The goal at Insidesales, he says, is very much to do the same, and help steer another another Utah tech unicorn to becoming a public company. Elkington has dismissed rumours that the company is planning an IPO in the past.
It's all about the data
Elkington believes his technology stands out from the crowd because of its ability to harness 'collective intelligence' of its broad customer base.
"Our ability to abstract the details of the data to protect privacy. A specific company's data set is never shared with another. It is anonymised," Elkington said.
This differs from Salesforce Einstein - the CRM giant's own AI powered insights product - which starts with just a customer's own data set unless they opt into a generalised global pool.
Speaking to Computerworld UK back in 2016 when it was launched, general manager of the Einstein group John Ball said: "I have spoken to big companies that are fine with the general models." The problem, Ball insisted, is finding the right language, and maths, to dispel these concerns with:."It is a nuanced discussion, the math gets super nuanced," he said at the time.
"They can opt in," Ball said. "You can build an org-specific model only using the data in that organisation, then there is a customer who would opt-in to a global or generalised data pool where they are still getting org-specific results. You are always getting an org-specific model, the difference is training only on your data or training on anonymised and sampled data."
Read next: What is Salesforce Einstein?
Elkington is a strong exponent of models built on pooled data because, if all you can look back on is your own data, then you can't learn anything new. "So as long as you don't mind looking in the rear view mirror, where you've been, it's great, but it's pretty much BI, so analysing information you already know," he said of Einstein.
"What it doesn't do is allow you to look forward, so the only way you can look forward is by having data you don't own and by going places you haven't been. If you are just looking at a single company's data it is a clever and interesting analysis of what you already know about yourself," he explained.
"The value of AI is directly proportional to the depth, breadth and quality of data," he continued. "The only way to unlock the value of AI and customer data is for the customer to participate with their data set.
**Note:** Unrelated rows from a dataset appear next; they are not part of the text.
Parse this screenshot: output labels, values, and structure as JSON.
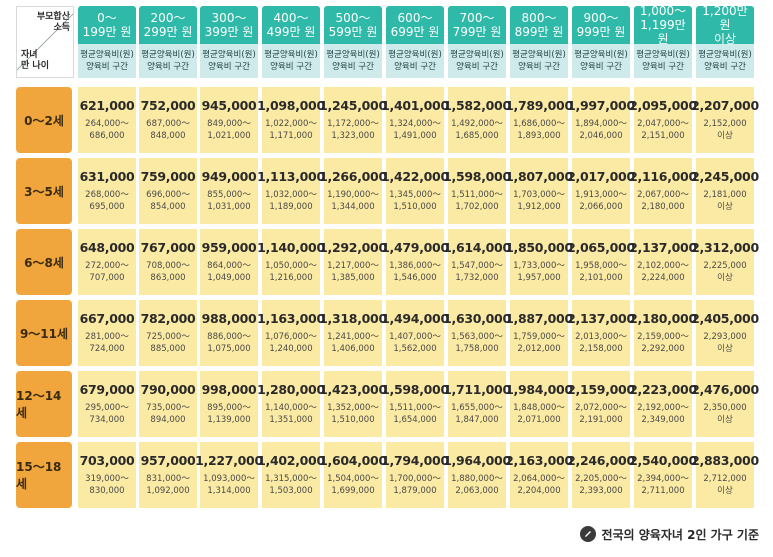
{
  "corner": {
    "top": "부모합산\n소득",
    "bottom": "자녀\n만 나이"
  },
  "headers": [
    {
      "income": "0～\n199만 원",
      "sub1": "평균양육비(원)",
      "sub2": "양육비 구간"
    },
    {
      "income": "200～\n299만 원",
      "sub1": "평균양육비(원)",
      "sub2": "양육비 구간"
    },
    {
      "income": "300～\n399만 원",
      "sub1": "평균양육비(원)",
      "sub2": "양육비 구간"
    },
    {
      "income": "400～\n499만 원",
      "sub1": "평균양육비(원)",
      "sub2": "양육비 구간"
    },
    {
      "income": "500～\n599만 원",
      "sub1": "평균양육비(원)",
      "sub2": "양육비 구간"
    },
    {
      "income": "600～\n699만 원",
      "sub1": "평균양육비(원)",
      "sub2": "양육비 구간"
    },
    {
      "income": "700～\n799만 원",
      "sub1": "평균양육비(원)",
      "sub2": "양육비 구간"
    },
    {
      "income": "800～\n899만 원",
      "sub1": "평균양육비(원)",
      "sub2": "양육비 구간"
    },
    {
      "income": "900～\n999만 원",
      "sub1": "평균양육비(원)",
      "sub2": "양육비 구간"
    },
    {
      "income": "1,000～\n1,199만 원",
      "sub1": "평균양육비(원)",
      "sub2": "양육비 구간"
    },
    {
      "income": "1,200만 원\n이상",
      "sub1": "평균양육비(원)",
      "sub2": "양육비 구간"
    }
  ],
  "rows": [
    {
      "age": "0～2세",
      "cells": [
        {
          "avg": "621,000",
          "range": "264,000～\n686,000"
        },
        {
          "avg": "752,000",
          "range": "687,000～\n848,000"
        },
        {
          "avg": "945,000",
          "range": "849,000～\n1,021,000"
        },
        {
          "avg": "1,098,000",
          "range": "1,022,000～\n1,171,000"
        },
        {
          "avg": "1,245,000",
          "range": "1,172,000～\n1,323,000"
        },
        {
          "avg": "1,401,000",
          "range": "1,324,000～\n1,491,000"
        },
        {
          "avg": "1,582,000",
          "range": "1,492,000～\n1,685,000"
        },
        {
          "avg": "1,789,000",
          "range": "1,686,000～\n1,893,000"
        },
        {
          "avg": "1,997,000",
          "range": "1,894,000～\n2,046,000"
        },
        {
          "avg": "2,095,000",
          "range": "2,047,000～\n2,151,000"
        },
        {
          "avg": "2,207,000",
          "range": "2,152,000\n이상"
        }
      ]
    },
    {
      "age": "3～5세",
      "cells": [
        {
          "avg": "631,000",
          "range": "268,000～\n695,000"
        },
        {
          "avg": "759,000",
          "range": "696,000～\n854,000"
        },
        {
          "avg": "949,000",
          "range": "855,000～\n1,031,000"
        },
        {
          "avg": "1,113,000",
          "range": "1,032,000～\n1,189,000"
        },
        {
          "avg": "1,266,000",
          "range": "1,190,000～\n1,344,000"
        },
        {
          "avg": "1,422,000",
          "range": "1,345,000～\n1,510,000"
        },
        {
          "avg": "1,598,000",
          "range": "1,511,000～\n1,702,000"
        },
        {
          "avg": "1,807,000",
          "range": "1,703,000～\n1,912,000"
        },
        {
          "avg": "2,017,000",
          "range": "1,913,000～\n2,066,000"
        },
        {
          "avg": "2,116,000",
          "range": "2,067,000～\n2,180,000"
        },
        {
          "avg": "2,245,000",
          "range": "2,181,000\n이상"
        }
      ]
    },
    {
      "age": "6～8세",
      "cells": [
        {
          "avg": "648,000",
          "range": "272,000～\n707,000"
        },
        {
          "avg": "767,000",
          "range": "708,000～\n863,000"
        },
        {
          "avg": "959,000",
          "range": "864,000～\n1,049,000"
        },
        {
          "avg": "1,140,000",
          "range": "1,050,000～\n1,216,000"
        },
        {
          "avg": "1,292,000",
          "range": "1,217,000～\n1,385,000"
        },
        {
          "avg": "1,479,000",
          "range": "1,386,000～\n1,546,000"
        },
        {
          "avg": "1,614,000",
          "range": "1,547,000～\n1,732,000"
        },
        {
          "avg": "1,850,000",
          "range": "1,733,000～\n1,957,000"
        },
        {
          "avg": "2,065,000",
          "range": "1,958,000～\n2,101,000"
        },
        {
          "avg": "2,137,000",
          "range": "2,102,000～\n2,224,000"
        },
        {
          "avg": "2,312,000",
          "range": "2,225,000\n이상"
        }
      ]
    },
    {
      "age": "9～11세",
      "cells": [
        {
          "avg": "667,000",
          "range": "281,000～\n724,000"
        },
        {
          "avg": "782,000",
          "range": "725,000～\n885,000"
        },
        {
          "avg": "988,000",
          "range": "886,000～\n1,075,000"
        },
        {
          "avg": "1,163,000",
          "range": "1,076,000～\n1,240,000"
        },
        {
          "avg": "1,318,000",
          "range": "1,241,000～\n1,406,000"
        },
        {
          "avg": "1,494,000",
          "range": "1,407,000～\n1,562,000"
        },
        {
          "avg": "1,630,000",
          "range": "1,563,000～\n1,758,000"
        },
        {
          "avg": "1,887,000",
          "range": "1,759,000～\n2,012,000"
        },
        {
          "avg": "2,137,000",
          "range": "2,013,000～\n2,158,000"
        },
        {
          "avg": "2,180,000",
          "range": "2,159,000～\n2,292,000"
        },
        {
          "avg": "2,405,000",
          "range": "2,293,000\n이상"
        }
      ]
    },
    {
      "age": "12～14세",
      "cells": [
        {
          "avg": "679,000",
          "range": "295,000～\n734,000"
        },
        {
          "avg": "790,000",
          "range": "735,000～\n894,000"
        },
        {
          "avg": "998,000",
          "range": "895,000～\n1,139,000"
        },
        {
          "avg": "1,280,000",
          "range": "1,140,000～\n1,351,000"
        },
        {
          "avg": "1,423,000",
          "range": "1,352,000～\n1,510,000"
        },
        {
          "avg": "1,598,000",
          "range": "1,511,000～\n1,654,000"
        },
        {
          "avg": "1,711,000",
          "range": "1,655,000～\n1,847,000"
        },
        {
          "avg": "1,984,000",
          "range": "1,848,000～\n2,071,000"
        },
        {
          "avg": "2,159,000",
          "range": "2,072,000～\n2,191,000"
        },
        {
          "avg": "2,223,000",
          "range": "2,192,000～\n2,349,000"
        },
        {
          "avg": "2,476,000",
          "range": "2,350,000\n이상"
        }
      ]
    },
    {
      "age": "15～18세",
      "cells": [
        {
          "avg": "703,000",
          "range": "319,000～\n830,000"
        },
        {
          "avg": "957,000",
          "range": "831,000～\n1,092,000"
        },
        {
          "avg": "1,227,000",
          "range": "1,093,000～\n1,314,000"
        },
        {
          "avg": "1,402,000",
          "range": "1,315,000～\n1,503,000"
        },
        {
          "avg": "1,604,000",
          "range": "1,504,000～\n1,699,000"
        },
        {
          "avg": "1,794,000",
          "range": "1,700,000～\n1,879,000"
        },
        {
          "avg": "1,964,000",
          "range": "1,880,000～\n2,063,000"
        },
        {
          "avg": "2,163,000",
          "range": "2,064,000～\n2,204,000"
        },
        {
          "avg": "2,246,000",
          "range": "2,205,000～\n2,393,000"
        },
        {
          "avg": "2,540,000",
          "range": "2,394,000～\n2,711,000"
        },
        {
          "avg": "2,883,000",
          "range": "2,712,000\n이상"
        }
      ]
    }
  ],
  "footnote": "전국의 양육자녀 2인 가구 기준",
  "colors": {
    "header_bg": "#2fb9a8",
    "subheader_bg": "#cfeaea",
    "age_bg": "#f0a63c",
    "cell_bg": "#fbeaa3"
  }
}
Customers who take the time to understand how we do things and the protections that go into data privacy, contribute their data for the greater good to get a significant benefit that is not possible otherwise."
This shift in product resulted in a fresh marketing push from the SaaS vendor last month, when it announced a new version of its product, which incorporates what it calls 'collective intelligence insights', collating 200 million buyer profiles and billions of sales interactions from across its platform to provide predictive insights for users.
The new product also features something the vendor calls 'NeuralMap', which promises to discover new contacts by tracking other vendors that sold complementary products into the same target companies.
The vendor also announced a partnership with SAP, which is pushing its new CRM product hard at this time. "Now SAP C4C users can compete using AI-powered buyer intelligence to discover optimal accounts, build more pipeline, and expand the value of deals by almost 85 percent," Elkington said as part of the announcement.
Suaad Sait, president of growth and products at Insidesales said: "We believe sales is only effective and efficient when it is informed by the behaviour of like-minded buyers. Just like Amazon provides 'People Who Viewed This, Also Viewed That' insights, we help sales professionals find the most likely buyers for their products."